Effects of Uncertainty on the Prediction of Energy Consumption of Compressed Air Systems

Abstract

Compressed air is an essential part of operations at many industrial and manufacturing plants. For example, compressed air can be used for stamping, clamping, driving power tools, cleaning tools, and powering controls or actuators. Simulink is used to model a continuously operating compressed air system, aftercooler, and heat-rejection system. The three main sources of energy consumed by the system include the energy consumed by the air compressor’s motor, the energy consumed by the aftercooler’s pump, and the energy consumed by the heat-rejection system’s fan motor. Testing agencies test equipment per a standard and document performance results. Regulatory-governmental-agencies select a testing standard and a minimum performance rating. Regulatory agencies allow the manufacturers to advertise and sell their products if, during testing, product performance stays within an allowable tolerance. A typical acceptable tolerance for compressor airflow is between ± 4% and ± 7%, depending on the compressor’s capacity, meanwhile, according to the ASHRAE 90.1, section G, the typical acceptable tolerance for the pump’s waterflow rate is ± 5% of its rated value.
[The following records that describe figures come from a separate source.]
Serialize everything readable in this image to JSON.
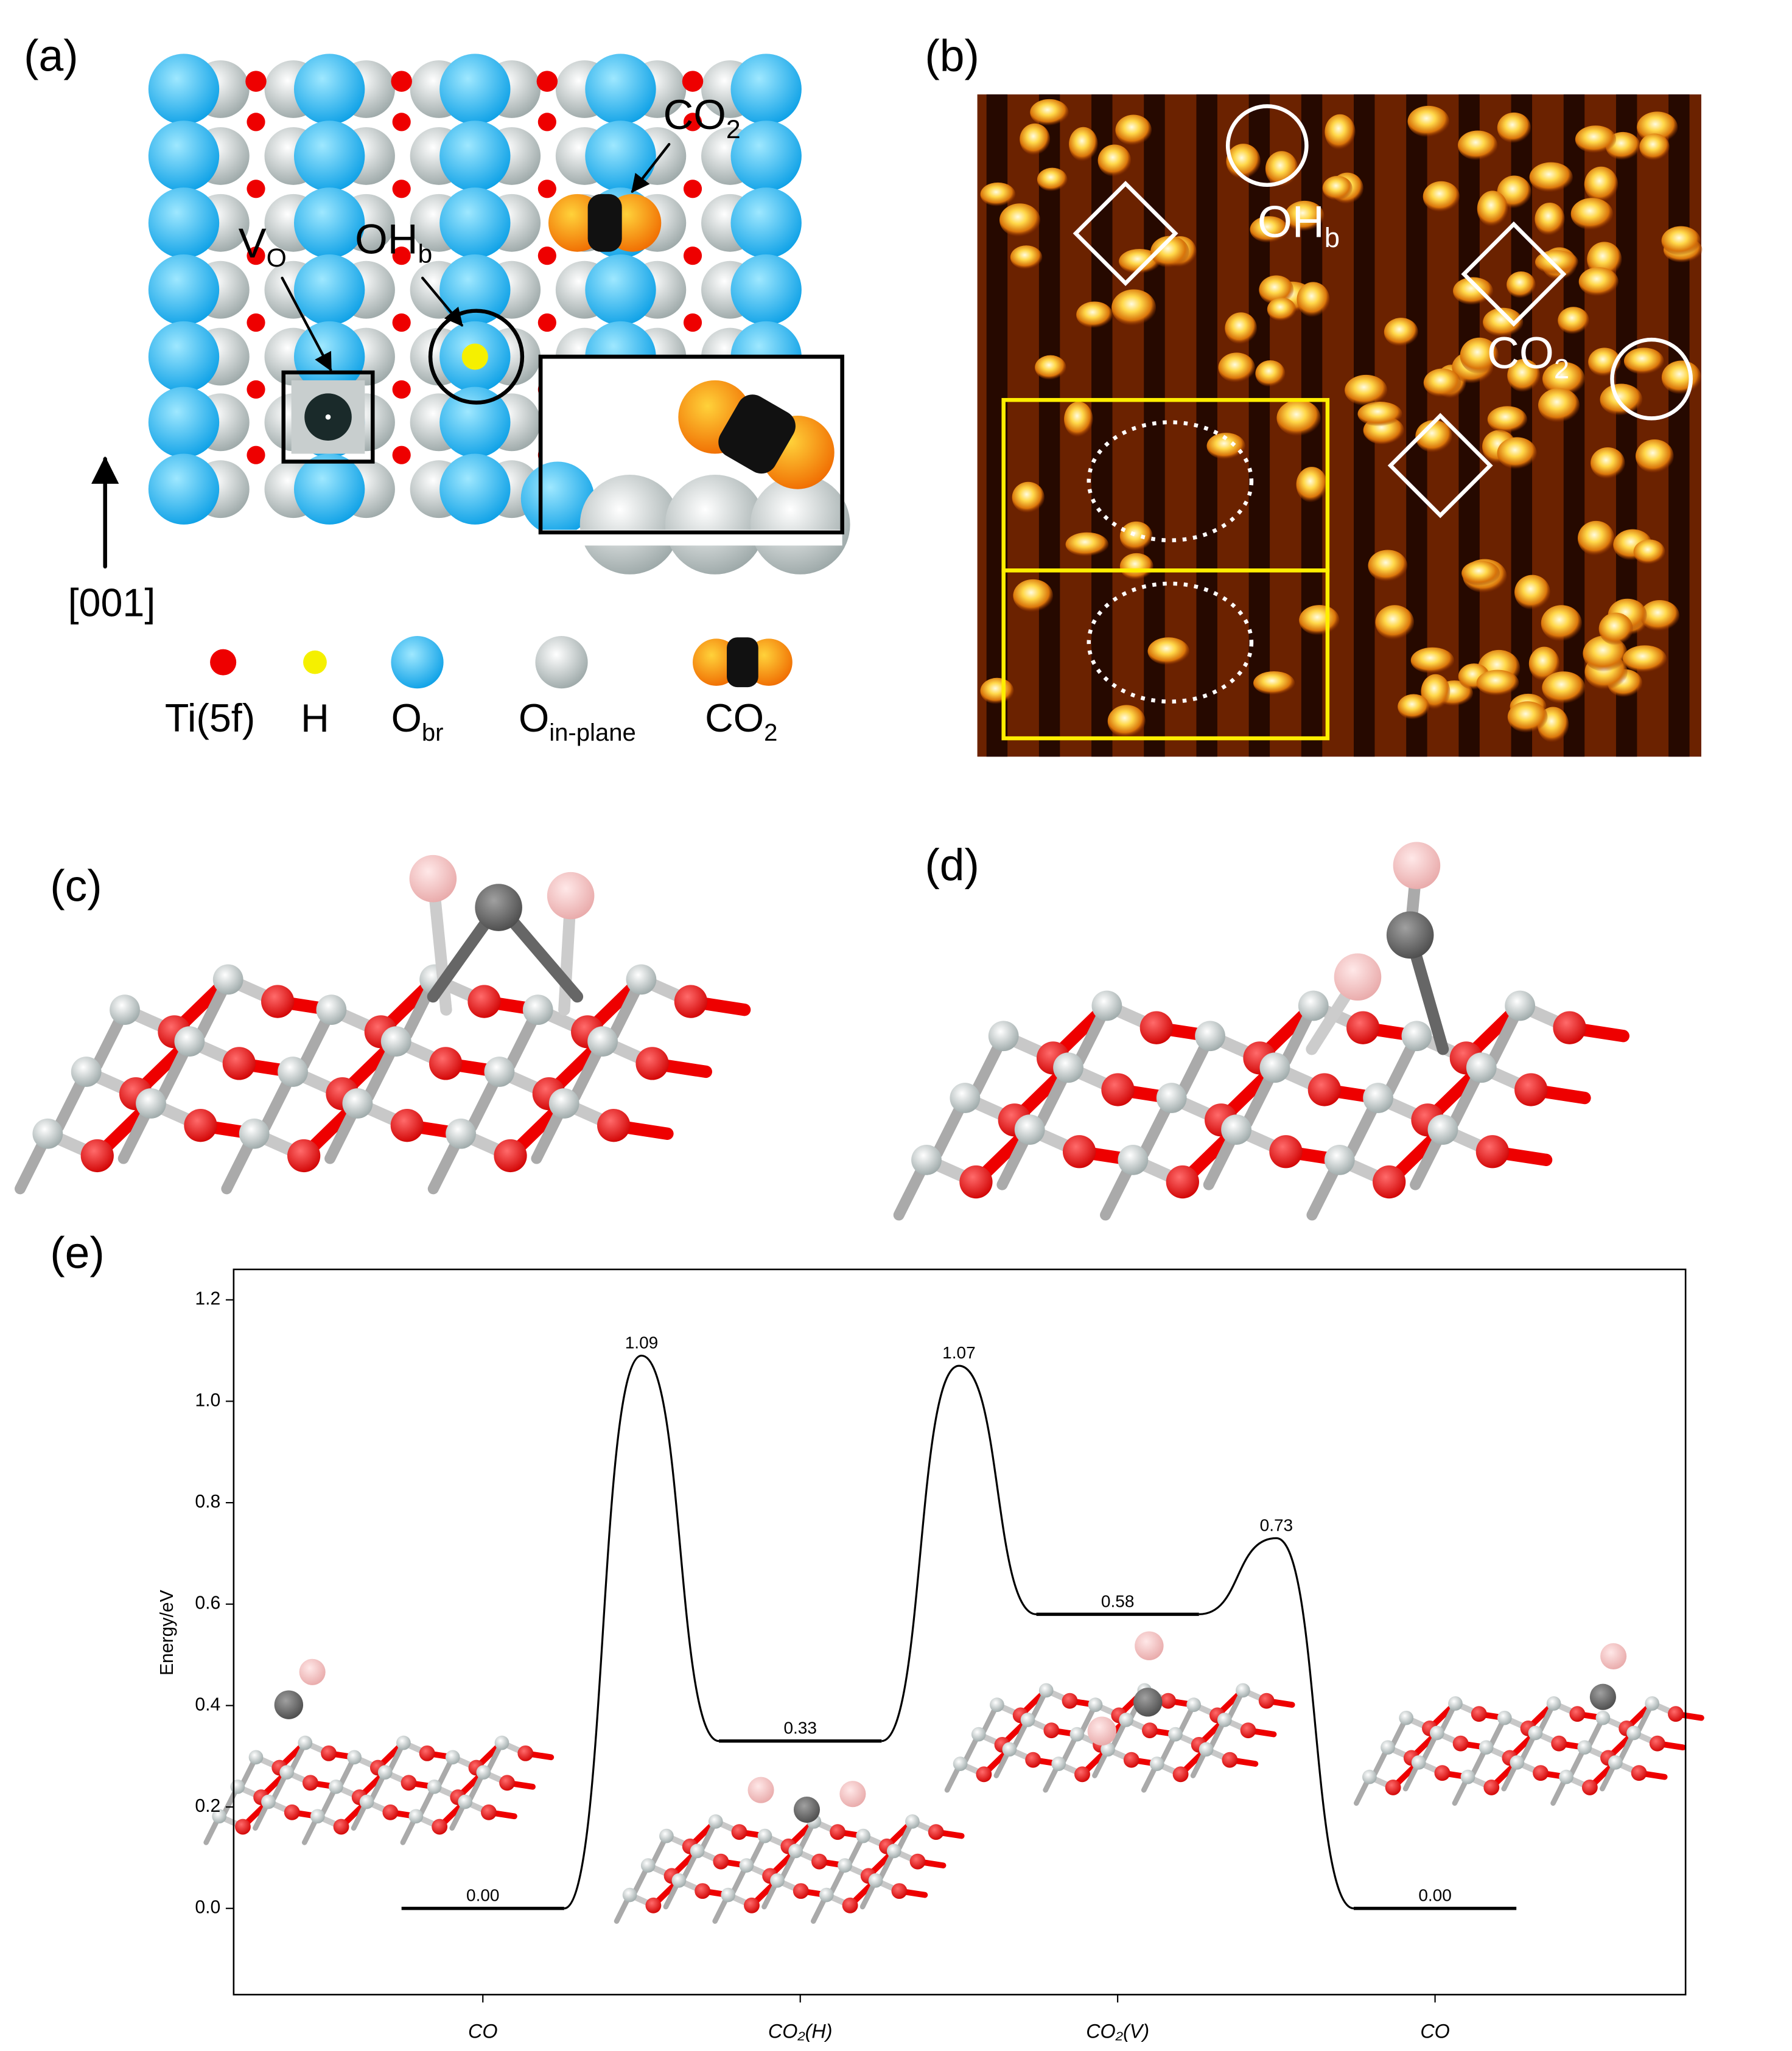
{
  "panels": {
    "a": {
      "label": "(a)",
      "co2": {
        "text": "CO",
        "sub": "2"
      },
      "vo": {
        "text": "V",
        "sub": "O"
      },
      "ohb": {
        "text": "OH",
        "sub": "b"
      },
      "direction": "[001]",
      "legend": [
        {
          "text": "Ti(5f)"
        },
        {
          "text": "H"
        },
        {
          "text": "O",
          "sub": "br"
        },
        {
          "text": "O",
          "sub": "in-plane"
        },
        {
          "text": "CO",
          "sub": "2"
        }
      ]
    },
    "b": {
      "label": "(b)",
      "ohb": {
        "text": "OH",
        "sub": "b"
      },
      "co2": {
        "text": "CO",
        "sub": "2"
      }
    },
    "c": {
      "label": "(c)"
    },
    "d": {
      "label": "(d)"
    },
    "e": {
      "label": "(e)"
    }
  },
  "chart_data": {
    "type": "energy-profile",
    "ylabel": "Energy/eV",
    "categories": [
      "CO",
      "CO₂(H)",
      "CO₂(V)",
      "CO"
    ],
    "levels": [
      0,
      0.33,
      0.58,
      0
    ],
    "level_labels": [
      "0.00",
      "0.33",
      "0.58",
      "0.00"
    ],
    "barriers": [
      1.09,
      1.07,
      0.73
    ],
    "barrier_labels": [
      "1.09",
      "1.07",
      "0.73"
    ],
    "color": "#000000",
    "ylim": [
      -0.17,
      1.26
    ],
    "yticks": [
      {
        "value": 0,
        "label": "0.0"
      },
      0.2,
      0.4,
      0.6,
      0.8,
      {
        "value": 1,
        "label": "1.0"
      },
      1.2
    ]
  }
}
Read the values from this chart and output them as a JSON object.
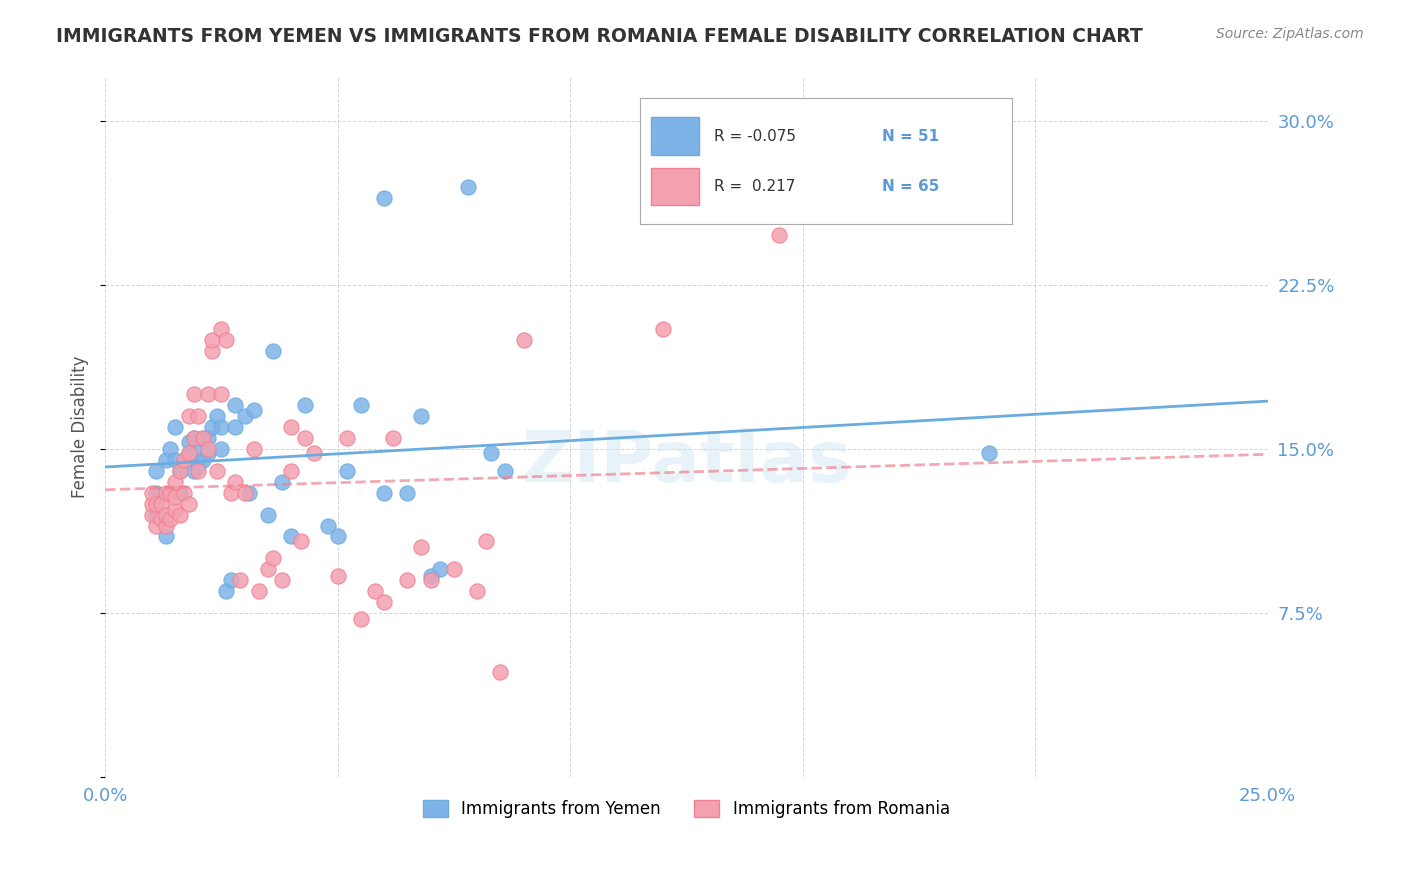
{
  "title": "IMMIGRANTS FROM YEMEN VS IMMIGRANTS FROM ROMANIA FEMALE DISABILITY CORRELATION CHART",
  "source": "Source: ZipAtlas.com",
  "ylabel": "Female Disability",
  "xlim": [
    0.0,
    0.25
  ],
  "ylim": [
    0.0,
    0.32
  ],
  "xticks": [
    0.0,
    0.05,
    0.1,
    0.15,
    0.2,
    0.25
  ],
  "xticklabels": [
    "0.0%",
    "",
    "",
    "",
    "",
    "25.0%"
  ],
  "yticks": [
    0.0,
    0.075,
    0.15,
    0.225,
    0.3
  ],
  "yticklabels": [
    "",
    "7.5%",
    "15.0%",
    "22.5%",
    "30.0%"
  ],
  "legend_R_yemen": "-0.075",
  "legend_N_yemen": "51",
  "legend_R_romania": "0.217",
  "legend_N_romania": "65",
  "color_yemen": "#7EB3E8",
  "color_romania": "#F4A0B0",
  "line_color_yemen": "#6AACDF",
  "line_color_romania": "#F08090",
  "watermark": "ZIPatlas",
  "yemen_x": [
    0.011,
    0.011,
    0.011,
    0.013,
    0.013,
    0.014,
    0.015,
    0.015,
    0.016,
    0.016,
    0.017,
    0.018,
    0.018,
    0.019,
    0.019,
    0.02,
    0.02,
    0.021,
    0.021,
    0.022,
    0.022,
    0.023,
    0.024,
    0.025,
    0.025,
    0.026,
    0.027,
    0.028,
    0.028,
    0.03,
    0.031,
    0.032,
    0.035,
    0.036,
    0.038,
    0.04,
    0.043,
    0.048,
    0.05,
    0.052,
    0.055,
    0.06,
    0.06,
    0.065,
    0.068,
    0.07,
    0.072,
    0.078,
    0.083,
    0.086,
    0.19
  ],
  "yemen_y": [
    0.12,
    0.13,
    0.14,
    0.11,
    0.145,
    0.15,
    0.145,
    0.16,
    0.13,
    0.14,
    0.145,
    0.148,
    0.153,
    0.14,
    0.155,
    0.142,
    0.15,
    0.145,
    0.155,
    0.148,
    0.155,
    0.16,
    0.165,
    0.15,
    0.16,
    0.085,
    0.09,
    0.16,
    0.17,
    0.165,
    0.13,
    0.168,
    0.12,
    0.195,
    0.135,
    0.11,
    0.17,
    0.115,
    0.11,
    0.14,
    0.17,
    0.13,
    0.265,
    0.13,
    0.165,
    0.092,
    0.095,
    0.27,
    0.148,
    0.14,
    0.148
  ],
  "romania_x": [
    0.01,
    0.01,
    0.01,
    0.011,
    0.011,
    0.012,
    0.012,
    0.013,
    0.013,
    0.013,
    0.014,
    0.014,
    0.015,
    0.015,
    0.015,
    0.016,
    0.016,
    0.017,
    0.017,
    0.018,
    0.018,
    0.018,
    0.019,
    0.019,
    0.02,
    0.02,
    0.021,
    0.022,
    0.022,
    0.023,
    0.023,
    0.024,
    0.025,
    0.025,
    0.026,
    0.027,
    0.028,
    0.029,
    0.03,
    0.032,
    0.033,
    0.035,
    0.036,
    0.038,
    0.04,
    0.04,
    0.042,
    0.043,
    0.045,
    0.05,
    0.052,
    0.055,
    0.058,
    0.06,
    0.062,
    0.065,
    0.068,
    0.07,
    0.075,
    0.08,
    0.082,
    0.085,
    0.09,
    0.12,
    0.145
  ],
  "romania_y": [
    0.12,
    0.125,
    0.13,
    0.115,
    0.125,
    0.118,
    0.125,
    0.115,
    0.12,
    0.13,
    0.118,
    0.13,
    0.122,
    0.128,
    0.135,
    0.12,
    0.14,
    0.13,
    0.145,
    0.125,
    0.148,
    0.165,
    0.155,
    0.175,
    0.14,
    0.165,
    0.155,
    0.15,
    0.175,
    0.195,
    0.2,
    0.14,
    0.205,
    0.175,
    0.2,
    0.13,
    0.135,
    0.09,
    0.13,
    0.15,
    0.085,
    0.095,
    0.1,
    0.09,
    0.14,
    0.16,
    0.108,
    0.155,
    0.148,
    0.092,
    0.155,
    0.072,
    0.085,
    0.08,
    0.155,
    0.09,
    0.105,
    0.09,
    0.095,
    0.085,
    0.108,
    0.048,
    0.2,
    0.205,
    0.248
  ]
}
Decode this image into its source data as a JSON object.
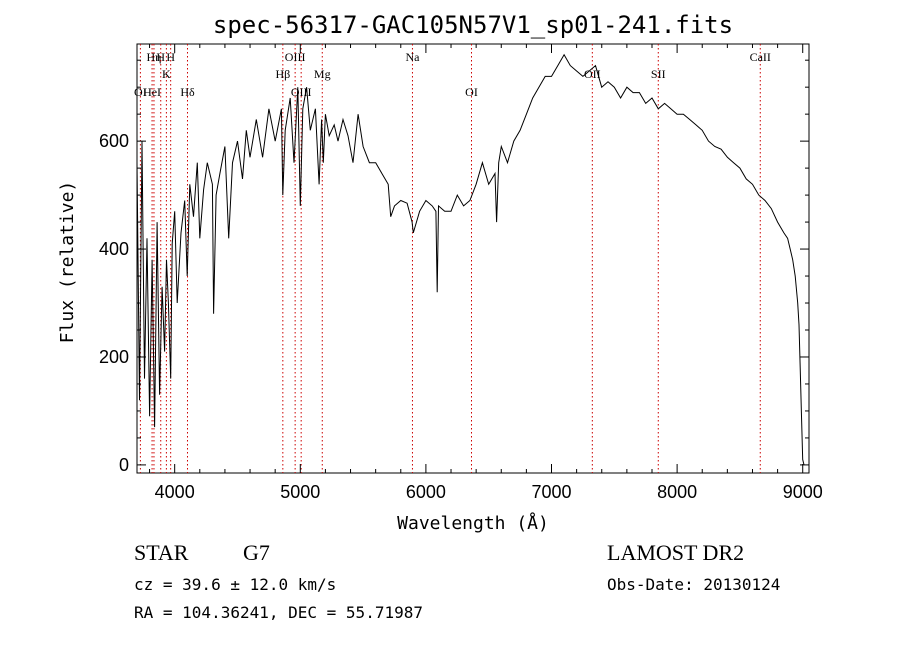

Finally, the acceptable fan tolerance is between ± 3% and ± 5% of its rated value. Also, all other equipment in the plant has its own designated tolerances. These tolerances introduce uncertainty in predicting the overall system’s energy consumption. The authors have used the compressor airflow’s allowable tolerance in their compressed air model to evaluate the effects of this uncertainty on a compressed air system’s predicted yearly energy consumption.